Se creen, por derechos adquiridos,
los portadores de la medalla victimista
del holocausto que justifica su inclinación
a emular de forma obsesiva a sus verdugos,
perpetuando así, en los anales de la sinrazón,
la ominosa progenie de los asesinos.
Es otoño en Gaza, donde el aire se abate
como un pájaro muerto
y cada día puede ser el último
porque, como un cuchillo disuasorio en la garganta,
amenazado estoy por ululantes vientos de balas
y lluvias pertinaces de bombas.
A la hora del recreo,
un misil derribaba una escuela
y el patio con sus niños rotos
parecía un jardín de flores rojas,
sembrando por enésima vez de llanto y odio
el corazón de una ciudad desolada
que no sabe lo que es un sueño
y sí, en cambio, la risa congelada de la muerte.
III
Cuando la noche hostil me ataca
con sus gélidos cuchillos,
destapa toda mi miseria y sombra herida soy
buscando un calor amigo
que mitigue el dolor profundo de su ausencia:
¡Cuánta sed engendra, una sed inagotable
desde que ya no puedo beber de sus labios,
después de la metódica destrucción del amor!
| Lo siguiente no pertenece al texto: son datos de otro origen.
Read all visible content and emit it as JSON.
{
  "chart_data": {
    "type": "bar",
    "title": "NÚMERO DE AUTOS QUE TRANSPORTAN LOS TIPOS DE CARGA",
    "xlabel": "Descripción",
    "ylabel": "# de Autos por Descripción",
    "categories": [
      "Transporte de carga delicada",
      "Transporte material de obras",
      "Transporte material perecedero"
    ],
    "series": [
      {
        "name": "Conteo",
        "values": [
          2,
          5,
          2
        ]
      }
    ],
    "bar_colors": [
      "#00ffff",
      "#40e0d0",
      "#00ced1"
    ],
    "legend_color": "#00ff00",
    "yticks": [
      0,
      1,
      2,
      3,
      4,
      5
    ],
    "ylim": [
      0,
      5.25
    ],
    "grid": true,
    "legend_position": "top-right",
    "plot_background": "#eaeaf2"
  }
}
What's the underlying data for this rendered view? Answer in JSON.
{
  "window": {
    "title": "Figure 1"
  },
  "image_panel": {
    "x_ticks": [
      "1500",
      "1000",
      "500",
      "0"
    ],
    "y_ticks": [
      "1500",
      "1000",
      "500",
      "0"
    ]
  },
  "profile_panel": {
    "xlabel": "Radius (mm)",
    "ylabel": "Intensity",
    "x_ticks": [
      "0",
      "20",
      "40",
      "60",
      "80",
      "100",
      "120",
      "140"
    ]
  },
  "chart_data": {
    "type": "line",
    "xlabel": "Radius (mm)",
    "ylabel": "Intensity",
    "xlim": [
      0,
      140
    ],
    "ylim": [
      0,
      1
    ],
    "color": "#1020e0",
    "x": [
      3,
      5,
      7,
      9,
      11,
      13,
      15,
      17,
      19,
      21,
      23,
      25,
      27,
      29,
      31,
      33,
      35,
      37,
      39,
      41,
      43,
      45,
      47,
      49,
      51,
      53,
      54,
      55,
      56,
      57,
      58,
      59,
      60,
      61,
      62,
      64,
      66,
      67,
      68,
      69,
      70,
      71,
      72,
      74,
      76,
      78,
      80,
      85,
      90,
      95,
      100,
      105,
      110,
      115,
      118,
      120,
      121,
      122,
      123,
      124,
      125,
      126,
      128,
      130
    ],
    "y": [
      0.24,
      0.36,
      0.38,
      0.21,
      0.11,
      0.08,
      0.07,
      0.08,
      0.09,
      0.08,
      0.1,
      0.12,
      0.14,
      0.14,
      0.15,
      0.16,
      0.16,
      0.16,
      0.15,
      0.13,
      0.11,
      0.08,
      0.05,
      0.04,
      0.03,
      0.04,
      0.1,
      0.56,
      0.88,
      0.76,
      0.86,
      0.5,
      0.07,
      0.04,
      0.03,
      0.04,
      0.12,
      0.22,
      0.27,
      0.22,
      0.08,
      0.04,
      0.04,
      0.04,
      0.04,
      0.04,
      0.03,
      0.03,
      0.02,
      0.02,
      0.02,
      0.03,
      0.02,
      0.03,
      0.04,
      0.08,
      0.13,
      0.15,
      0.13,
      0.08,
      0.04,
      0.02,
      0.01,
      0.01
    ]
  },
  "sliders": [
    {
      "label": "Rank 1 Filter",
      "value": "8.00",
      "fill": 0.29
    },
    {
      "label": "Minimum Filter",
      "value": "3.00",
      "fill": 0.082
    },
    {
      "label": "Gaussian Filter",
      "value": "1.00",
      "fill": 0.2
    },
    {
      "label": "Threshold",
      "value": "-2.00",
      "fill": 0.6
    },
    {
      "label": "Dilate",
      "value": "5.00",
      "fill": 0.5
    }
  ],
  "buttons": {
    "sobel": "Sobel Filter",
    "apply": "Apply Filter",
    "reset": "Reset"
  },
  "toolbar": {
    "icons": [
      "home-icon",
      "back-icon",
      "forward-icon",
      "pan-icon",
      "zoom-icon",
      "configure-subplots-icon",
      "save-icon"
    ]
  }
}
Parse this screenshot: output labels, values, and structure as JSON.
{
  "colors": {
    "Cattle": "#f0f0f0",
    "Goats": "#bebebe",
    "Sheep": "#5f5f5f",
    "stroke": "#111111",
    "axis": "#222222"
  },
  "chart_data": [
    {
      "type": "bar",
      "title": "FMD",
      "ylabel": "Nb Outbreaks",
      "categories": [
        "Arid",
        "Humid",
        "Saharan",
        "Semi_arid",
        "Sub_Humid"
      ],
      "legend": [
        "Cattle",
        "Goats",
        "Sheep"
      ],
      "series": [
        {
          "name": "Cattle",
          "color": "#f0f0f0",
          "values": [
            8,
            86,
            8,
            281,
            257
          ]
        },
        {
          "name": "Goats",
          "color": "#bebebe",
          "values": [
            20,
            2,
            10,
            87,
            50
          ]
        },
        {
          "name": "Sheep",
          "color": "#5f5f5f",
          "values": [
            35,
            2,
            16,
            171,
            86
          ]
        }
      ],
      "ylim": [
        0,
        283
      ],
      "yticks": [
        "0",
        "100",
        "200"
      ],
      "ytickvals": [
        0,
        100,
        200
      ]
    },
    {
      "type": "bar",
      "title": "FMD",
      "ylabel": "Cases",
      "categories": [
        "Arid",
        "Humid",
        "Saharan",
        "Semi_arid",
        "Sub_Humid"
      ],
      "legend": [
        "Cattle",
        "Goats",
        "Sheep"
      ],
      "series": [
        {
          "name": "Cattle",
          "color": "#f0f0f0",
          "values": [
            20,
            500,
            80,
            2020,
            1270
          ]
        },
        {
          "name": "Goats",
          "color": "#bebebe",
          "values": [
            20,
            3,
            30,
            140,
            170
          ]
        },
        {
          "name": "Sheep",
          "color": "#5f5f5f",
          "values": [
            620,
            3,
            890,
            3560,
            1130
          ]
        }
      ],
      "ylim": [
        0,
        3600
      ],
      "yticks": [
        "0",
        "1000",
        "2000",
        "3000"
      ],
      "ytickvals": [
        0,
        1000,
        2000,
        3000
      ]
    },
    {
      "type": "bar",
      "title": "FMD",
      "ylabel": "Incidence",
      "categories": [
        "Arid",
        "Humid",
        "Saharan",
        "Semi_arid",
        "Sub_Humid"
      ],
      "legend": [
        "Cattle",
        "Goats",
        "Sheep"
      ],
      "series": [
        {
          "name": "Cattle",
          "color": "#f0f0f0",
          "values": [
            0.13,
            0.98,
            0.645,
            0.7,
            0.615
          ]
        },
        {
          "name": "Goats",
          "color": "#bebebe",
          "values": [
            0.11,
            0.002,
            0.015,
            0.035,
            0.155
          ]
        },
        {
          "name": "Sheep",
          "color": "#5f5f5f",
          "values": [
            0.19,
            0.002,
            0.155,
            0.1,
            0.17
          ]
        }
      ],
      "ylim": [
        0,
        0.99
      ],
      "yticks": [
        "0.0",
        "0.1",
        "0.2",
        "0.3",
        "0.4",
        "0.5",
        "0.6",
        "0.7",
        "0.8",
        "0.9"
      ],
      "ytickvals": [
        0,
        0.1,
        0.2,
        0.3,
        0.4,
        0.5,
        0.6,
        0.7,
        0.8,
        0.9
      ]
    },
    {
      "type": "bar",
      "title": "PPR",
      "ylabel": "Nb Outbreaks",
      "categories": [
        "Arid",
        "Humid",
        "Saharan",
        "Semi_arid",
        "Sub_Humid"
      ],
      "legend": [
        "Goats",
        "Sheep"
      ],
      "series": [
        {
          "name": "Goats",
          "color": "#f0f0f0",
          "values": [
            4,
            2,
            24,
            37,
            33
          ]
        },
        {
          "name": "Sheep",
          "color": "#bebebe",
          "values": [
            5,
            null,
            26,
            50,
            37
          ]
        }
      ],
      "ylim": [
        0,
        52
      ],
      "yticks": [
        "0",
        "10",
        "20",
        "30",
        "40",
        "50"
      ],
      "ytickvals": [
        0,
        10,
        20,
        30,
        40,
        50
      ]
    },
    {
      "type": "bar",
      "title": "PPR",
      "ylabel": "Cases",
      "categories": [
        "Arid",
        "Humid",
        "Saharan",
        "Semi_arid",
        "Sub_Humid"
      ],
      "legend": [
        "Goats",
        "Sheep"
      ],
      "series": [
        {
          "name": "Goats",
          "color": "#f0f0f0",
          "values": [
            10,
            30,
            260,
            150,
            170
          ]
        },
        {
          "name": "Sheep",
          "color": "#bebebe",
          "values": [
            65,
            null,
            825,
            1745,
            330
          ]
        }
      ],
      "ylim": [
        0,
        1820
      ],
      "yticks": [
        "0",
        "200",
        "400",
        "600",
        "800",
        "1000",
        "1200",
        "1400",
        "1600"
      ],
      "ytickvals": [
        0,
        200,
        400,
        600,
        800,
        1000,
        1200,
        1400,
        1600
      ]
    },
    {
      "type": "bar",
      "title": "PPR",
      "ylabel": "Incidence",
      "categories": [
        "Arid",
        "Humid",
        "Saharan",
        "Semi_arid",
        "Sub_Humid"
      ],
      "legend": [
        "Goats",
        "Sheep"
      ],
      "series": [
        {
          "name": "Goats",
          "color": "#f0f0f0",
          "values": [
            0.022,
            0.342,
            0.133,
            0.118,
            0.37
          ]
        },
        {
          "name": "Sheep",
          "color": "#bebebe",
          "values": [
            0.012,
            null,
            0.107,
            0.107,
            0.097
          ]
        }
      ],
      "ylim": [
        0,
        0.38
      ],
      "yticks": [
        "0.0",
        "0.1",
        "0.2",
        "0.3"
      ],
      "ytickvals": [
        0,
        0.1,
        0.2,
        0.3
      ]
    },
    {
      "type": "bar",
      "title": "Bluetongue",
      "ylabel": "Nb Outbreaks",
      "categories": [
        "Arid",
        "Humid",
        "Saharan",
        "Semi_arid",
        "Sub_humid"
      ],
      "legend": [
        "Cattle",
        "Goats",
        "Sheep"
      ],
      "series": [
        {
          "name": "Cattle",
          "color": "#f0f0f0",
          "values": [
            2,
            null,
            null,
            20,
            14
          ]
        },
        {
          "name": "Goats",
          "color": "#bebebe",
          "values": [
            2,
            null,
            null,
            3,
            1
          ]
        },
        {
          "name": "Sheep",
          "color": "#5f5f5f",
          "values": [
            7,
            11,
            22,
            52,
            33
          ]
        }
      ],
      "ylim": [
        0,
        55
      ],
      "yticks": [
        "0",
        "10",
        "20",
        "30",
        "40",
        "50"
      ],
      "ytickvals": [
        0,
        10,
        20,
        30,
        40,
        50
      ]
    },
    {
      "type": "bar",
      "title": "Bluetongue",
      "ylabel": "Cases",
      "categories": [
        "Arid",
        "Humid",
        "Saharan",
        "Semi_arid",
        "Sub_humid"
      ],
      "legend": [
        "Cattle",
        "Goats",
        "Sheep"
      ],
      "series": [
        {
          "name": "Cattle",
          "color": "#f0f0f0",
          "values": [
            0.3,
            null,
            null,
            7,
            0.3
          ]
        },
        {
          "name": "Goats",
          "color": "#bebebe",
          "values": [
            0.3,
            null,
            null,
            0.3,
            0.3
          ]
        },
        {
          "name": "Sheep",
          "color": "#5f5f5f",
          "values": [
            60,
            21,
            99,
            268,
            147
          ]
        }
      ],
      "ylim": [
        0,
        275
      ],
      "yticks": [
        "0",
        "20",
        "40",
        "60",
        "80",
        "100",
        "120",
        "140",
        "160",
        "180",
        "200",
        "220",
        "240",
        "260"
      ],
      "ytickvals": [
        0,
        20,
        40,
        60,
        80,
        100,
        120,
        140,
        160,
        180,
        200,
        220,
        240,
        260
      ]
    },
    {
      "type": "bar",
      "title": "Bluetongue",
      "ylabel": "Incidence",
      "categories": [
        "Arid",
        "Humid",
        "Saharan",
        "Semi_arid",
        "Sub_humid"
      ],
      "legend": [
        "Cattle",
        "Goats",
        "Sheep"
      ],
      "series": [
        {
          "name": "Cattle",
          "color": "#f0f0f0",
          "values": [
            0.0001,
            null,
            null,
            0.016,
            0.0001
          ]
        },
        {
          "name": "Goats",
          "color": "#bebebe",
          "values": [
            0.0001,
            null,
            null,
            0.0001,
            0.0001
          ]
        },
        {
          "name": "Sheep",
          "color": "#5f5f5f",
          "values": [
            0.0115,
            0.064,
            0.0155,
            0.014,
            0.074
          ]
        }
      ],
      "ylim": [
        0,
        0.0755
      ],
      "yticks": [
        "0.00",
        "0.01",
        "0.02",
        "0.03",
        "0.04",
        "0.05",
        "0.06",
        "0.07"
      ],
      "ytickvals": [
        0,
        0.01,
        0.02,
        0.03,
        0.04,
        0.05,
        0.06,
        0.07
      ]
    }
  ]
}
Ella, que nunca se había postrado
ante ningún dios, se inmoló
donde los coleccionistas de masacres
se creían inexpugnables.
“Sin una patria no hay futuro
para nuestros hijos” decía en una nota
que me dejó como única herencia,
porque la casa donde nuestros corazones
tenían su sitio y todo estaba juntado y disponible
y donde de pronto un día descubrimos
el mundo que tenía que haber sido,
sucumbió a la venganza y al odio.
Ya no estaba ella, estaban sus despojos,
y las piezas de mi vida anterior
se esparcieron como animales deshechos.
Solo quedaron la turbia espera del silencio
expandiéndose como un jardín de rosas carnívoras
y el poderoso vacío naciendo a la vida.
Extiendo al aire de donde todas las tristezas vienen
las sábanas desteñidas de ausencia
y, aun así, ¿quién podría decir que murió en vano?
Es otoño en Gaza, triste urbe sin pájaros
e hija de una historia donde la sangre
no siembra más que sangre,
y con los puños crispados hacia el cielo
rezo, a pesar de la náusea que me produce,
para que cuando amanezca no se desplome
un silencio de holocausto sobre ella,
una ciudad que es mi tierra y mi patria inexistente,
desposeída de todo salvo de la poderosa dignidad
de mirar directamente a los ojos
de un mundo despiadado que le ha dado la espalda
mientras alienta la solución final de los gólems.